Les personnes morales ne peuvent se prévaloir du droit au respect de la vie privée ; telle est la solution qui se dégage de l'arrêt rendu le 17 mars 2016 par la première chambre civile de la Cour de cassation (Cass. civ. 1, 17 mars 2016, n° 15-14.072, FS-P+B+I
N° Lexbase : A6437Q7K). En l'espèce, Mme C. était propriétaire d'un immeuble, qu'elle avait donné à bail à son fils pour y développer une activité de location saisonnière et de réception, et dont l'accès s'effectuait par un passage indivis desservant également la porte d'accès au fournil du fonds de commerce de boulangerie-pâtisserie exploité par une société. Reprochant à M. et Mme C. d'avoir installé sur leur immeuble un système de vidéo-surveillance et un projecteur dirigés vers ledit passage, la société avait saisi le juge des référés, sur le fondement de l'article 809 du Code de procédure civile, pour obtenir le retrait de ce dispositif, ainsi qu'une provision à valoir sur l'indemnisation du préjudice résultant de l'atteinte à sa vie privée et de son préjudice moral.

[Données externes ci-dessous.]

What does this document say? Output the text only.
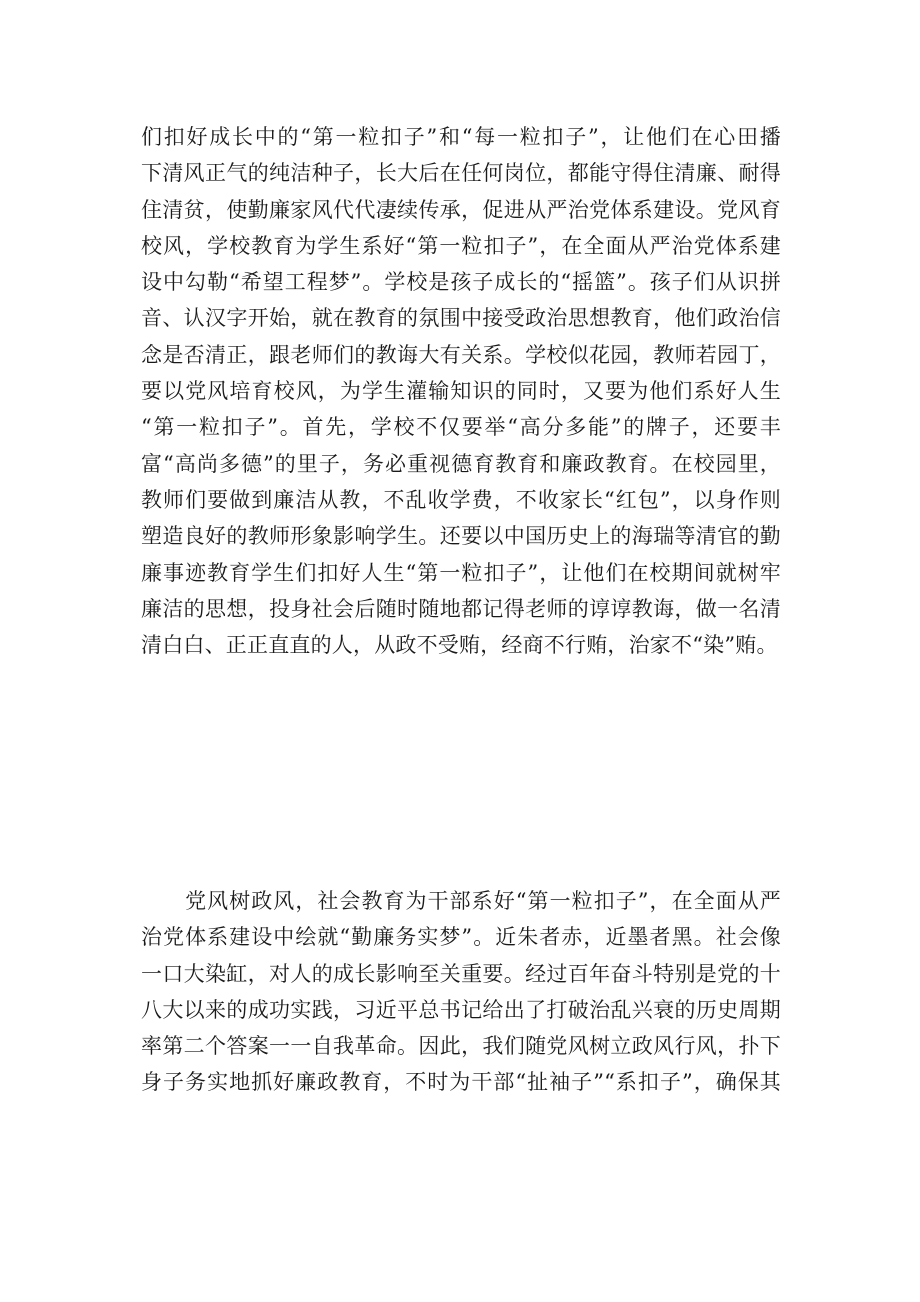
们扣好成长中的“第一粒扣子”和“每一粒扣子”，让他们在心田播
下清风正气的纯洁种子，长大后在任何岗位，都能守得住清廉、耐得
住清贫，使勤廉家风代代凄续传承，促进从严治党体系建设。党风育
校风，学校教育为学生系好“第一粒扣子”，在全面从严治党体系建
设中勾勒“希望工程梦”。学校是孩子成长的“摇篮”。孩子们从识拼
音、认汉字开始，就在教育的氛围中接受政治思想教育，他们政治信
念是否清正，跟老师们的教诲大有关系。学校似花园，教师若园丁，
要以党风培育校风，为学生灌输知识的同时，又要为他们系好人生
“第一粒扣子”。首先，学校不仅要举“高分多能”的牌子，还要丰
富“高尚多德”的里子，务必重视德育教育和廉政教育。在校园里，
教师们要做到廉洁从教，不乱收学费，不收家长“红包”，以身作则
塑造良好的教师形象影响学生。还要以中国历史上的海瑞等清官的勤
廉事迹教育学生们扣好人生“第一粒扣子”，让他们在校期间就树牢
廉洁的思想，投身社会后随时随地都记得老师的谆谆教诲，做一名清
清白白、正正直直的人，从政不受贿，经商不行贿，治家不“染”贿。
　　党风树政风，社会教育为干部系好“第一粒扣子”，在全面从严
治党体系建设中绘就“勤廉务实梦”。近朱者赤，近墨者黑。社会像
一口大染缸，对人的成长影响至关重要。经过百年奋斗特别是党的十
八大以来的成功实践，习近平总书记给出了打破治乱兴衰的历史周期
率第二个答案一一自我革命。因此，我们随党风树立政风行风，扑下
身子务实地抓好廉政教育，不时为干部“扯袖子”“系扣子”，确保其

Pour ordonner le retrait du matériel de vidéo-surveillance et du projecteur, la cour d'appel d'Orléans avait relevé que l'usage de ce dispositif n'était pas strictement limité à la surveillance de l'intérieur de la propriété de M. et Mme C., que l'appareil de vidéo-surveillance enregistrait également les mouvements des personnes se trouvant sur le passage commun, notamment au niveau de l'entrée du personnel de la société, et que le projecteur, braqué dans la direction de la caméra, ajoutait à la visibilité ; elle avait retenu que l'atteinte ainsi portée au respect de la vie privée de la société constituait un trouble manifestement illicite qu'il convenait de faire cesser (CA Orléans, 17 novembre 2014, n° 14/01423
N° Lexbase : A3301M3N). A tort. La décision est censurée, au visa des articles 9 du Code civil (
N° Lexbase : L3304ABY) et 809 du Code de procédure civile (
N° Lexbase : L0696H4K), par la Cour suprême qui relève que, si les personnes morales disposent, notamment, d'un droit à la protection de leur nom, de leur domicile, de leurs correspondances et de leur réputation, seules les personnes physiques peuvent se prévaloir d'une atteinte à la vie privée au sens de l'article 9 du Code civil, de sorte que la société ne pouvait invoquer l'existence d'un trouble manifestement illicite résultant d'une telle atteinte.